Myth, Mind, and Mexico


“Myth, Mind, and Mexico”
Shrove Tue, Feb 25, 4pm
Marc Taylor, MA, EdS, LPC
St. Paul’s Church
Cardo 6

By Miguel Rangel

St Paul’s Church is pleased to announce, as part of our Tuesday Lenten Series, Marc Taylor speaking on “Myth, Mind, and Mexico.” A donation of 50 pesos is requested for each lecture attended. No prior reservations are necessary. Marc began living in San Miguel de Allende in 2000. He has always been fascinated by people’s stories and began his study of Mesoamerican stories as a way to understand the roots of the culture he experienced here every day. He studied with primary sources to whom the ancient mythology was passed in the oral and pictorial traditions. He was mentored by art historians, anthropologists, and extraordinary clergy for whom the mythology is a living mirror of the psychological and spiritual respiration of the culture. Here he presents five lectures central to the Lenten and Easter passion. Marc earned an MS from St John’s University, an MA in Psychology, and an EdS in Counseling Psychology from James Madison University.

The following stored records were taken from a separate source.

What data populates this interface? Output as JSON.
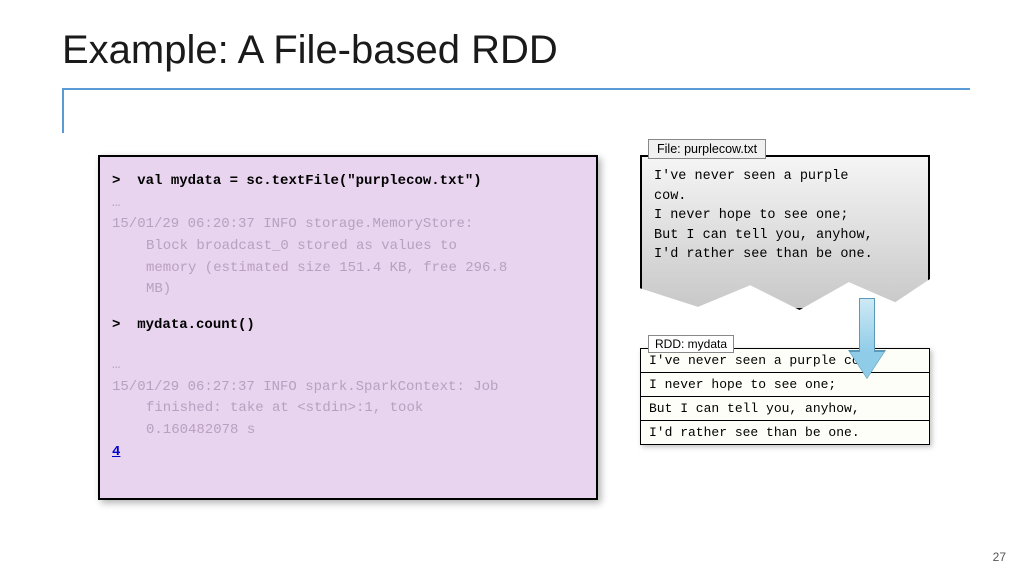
{
  "title": "Example: A File-based RDD",
  "code": {
    "line1_prompt": ">",
    "line1_cmd": "val mydata = sc.textFile(\"purplecow.txt\")",
    "log1a": "15/01/29 06:20:37 INFO storage.MemoryStore:",
    "log1b": "Block broadcast_0 stored as values to",
    "log1c": "memory (estimated size 151.4 KB, free 296.8",
    "log1d": "MB)",
    "line2_prompt": ">",
    "line2_cmd": "mydata.count()",
    "log2a": "15/01/29 06:27:37 INFO spark.SparkContext: Job",
    "log2b": "finished: take at <stdin>:1, took",
    "log2c": "0.160482078 s",
    "result": "4"
  },
  "file": {
    "label": "File: purplecow.txt",
    "lines": [
      "I've never seen a purple",
      "cow.",
      "I never hope to see one;",
      "But I can tell you, anyhow,",
      "I'd rather see than be one."
    ]
  },
  "rdd": {
    "label": "RDD: mydata",
    "rows": [
      "I've never seen a purple cow.",
      "I never hope to see one;",
      "But I can tell you, anyhow,",
      "I'd rather see than be one."
    ]
  },
  "page_number": "27"
}
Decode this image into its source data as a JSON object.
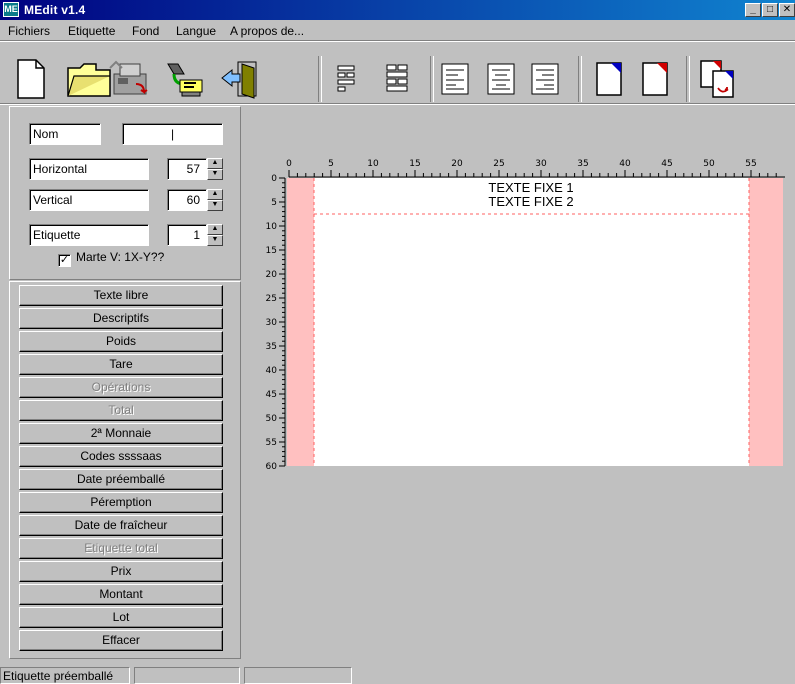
{
  "window": {
    "title": "MEdit v1.4",
    "icon_text": "ME",
    "controls": [
      "_",
      "□",
      "✕"
    ]
  },
  "menu": [
    "Fichiers",
    "Etiquette",
    "Fond",
    "Langue",
    "A propos de..."
  ],
  "toolbar_icons": [
    "new-document-icon",
    "open-folder-icon",
    "scale-transfer-icon",
    "printer-settings-icon",
    "exit-door-icon",
    "layout-grid-1-icon",
    "layout-grid-2-icon",
    "align-left-icon",
    "align-center-icon",
    "align-right-icon",
    "page-corner-blue-icon",
    "page-corner-red-icon",
    "page-swap-icon"
  ],
  "params": {
    "nom": {
      "label": "Nom",
      "value": "|"
    },
    "horizontal": {
      "label": "Horizontal",
      "value": "57"
    },
    "vertical": {
      "label": "Vertical",
      "value": "60"
    },
    "etiquette": {
      "label": "Etiquette",
      "value": "1"
    },
    "checkbox": {
      "label": "Marte V: 1X-Y??",
      "checked": true,
      "mark": "✓"
    }
  },
  "field_buttons": [
    {
      "label": "Texte libre",
      "enabled": true
    },
    {
      "label": "Descriptifs",
      "enabled": true
    },
    {
      "label": "Poids",
      "enabled": true
    },
    {
      "label": "Tare",
      "enabled": true
    },
    {
      "label": "Opérations",
      "enabled": false
    },
    {
      "label": "Total",
      "enabled": false
    },
    {
      "label": "2ª Monnaie",
      "enabled": true
    },
    {
      "label": "Codes ssssaas",
      "enabled": true
    },
    {
      "label": "Date préemballé",
      "enabled": true
    },
    {
      "label": "Péremption",
      "enabled": true
    },
    {
      "label": "Date de fraîcheur",
      "enabled": true
    },
    {
      "label": "Etiquette total",
      "enabled": false
    },
    {
      "label": "Prix",
      "enabled": true
    },
    {
      "label": "Montant",
      "enabled": true
    },
    {
      "label": "Lot",
      "enabled": true
    },
    {
      "label": "Effacer",
      "enabled": true
    }
  ],
  "ruler": {
    "top_labels": [
      "0",
      "5",
      "10",
      "15",
      "20",
      "25",
      "30",
      "35",
      "40",
      "45",
      "50",
      "55"
    ],
    "side_labels": [
      "0",
      "5",
      "10",
      "15",
      "20",
      "25",
      "30",
      "35",
      "40",
      "45",
      "50",
      "55",
      "60"
    ]
  },
  "label_preview": {
    "lines": [
      "TEXTE FIXE 1",
      "TEXTE FIXE 2"
    ],
    "margin_color": "#ffc0c0",
    "guide_color": "#ff6060"
  },
  "status": [
    "Etiquette préemballé",
    "",
    ""
  ]
}
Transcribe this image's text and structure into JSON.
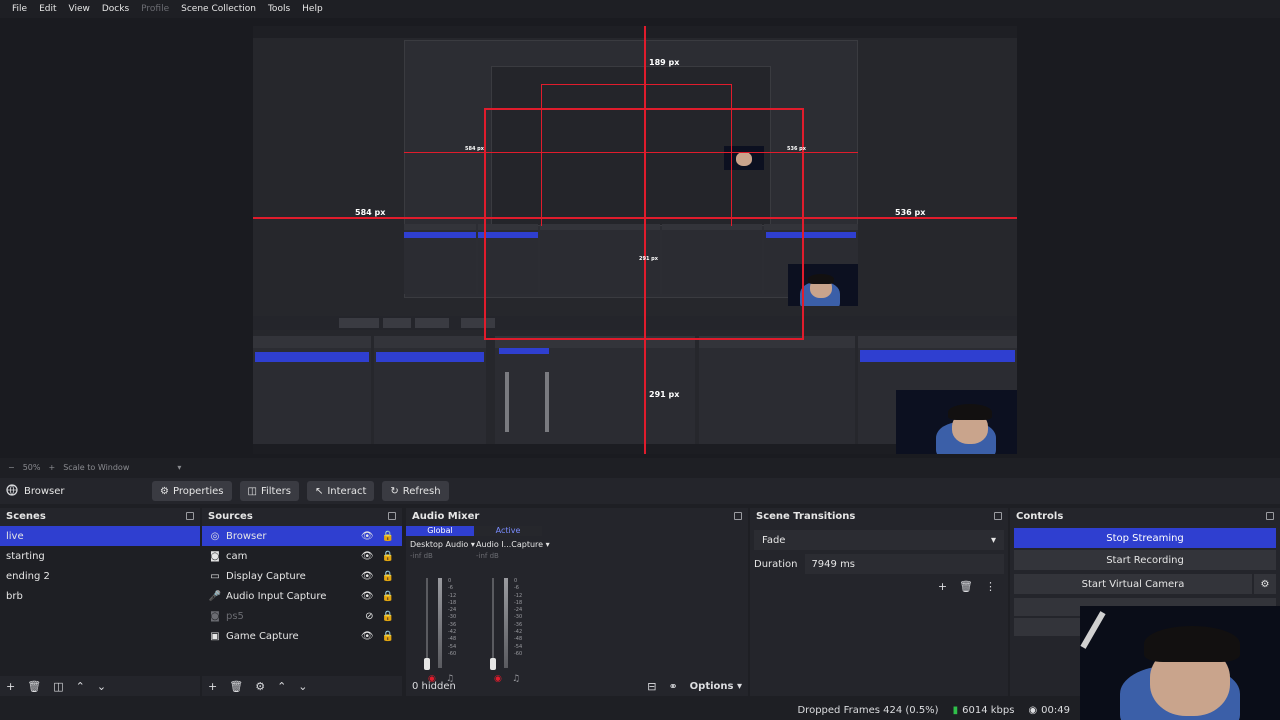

Feb 25: The title lecture is “Myth, Mind, and Mexico.” This is a basic introduction to the power and presence of mythology in modern Mexico. Several examples are described so that we can easily identify major mythological themes and engage with more depth.

March 3: “The Hungry Woman” begins the cosmological orientation to the divine feminine. It includes a story cycle that speaks to the advent of the recognition and power of the feminine, the ascendancy of masculine orientation, and the appearance of the great mother in the form of the Virgin of Guadalupe.

March 10: “The Fifth Sun” tracks the Creation Myth and the stories that form the cosmological underpinnings of the culture. It introduces the creation of humans and apocalyptic view of our life on earth, the need for blood sacrifice, the importance of the sacred calendar, and the community of deities.

March 17: “Of Rabbits, Eggs, and The Blood of Christ ”compares the synchronous Easter symbols and the symbols in Mexican mythology. For example, setting the date for the lunar holiday of Easter coincides with the story of why Mexicans see a rabbit on the moon’s surface instead of the “Man in the Moon.”

March 24: “Land Without Love ” compares the stories of Quetzalcoatl with the advent of Christianity in 1519. It includes a discussion of the presumed lack of a “Lover Archetype ” in Mexican mythology and how quickly this void was filled after the introduction of Jesus as the Archetypal Lover. The ideas of sacrifice as an act of love, Tenochtitlan as the New Jerusalem, and the role of the Spanish Church as the governing authority, are highlighted.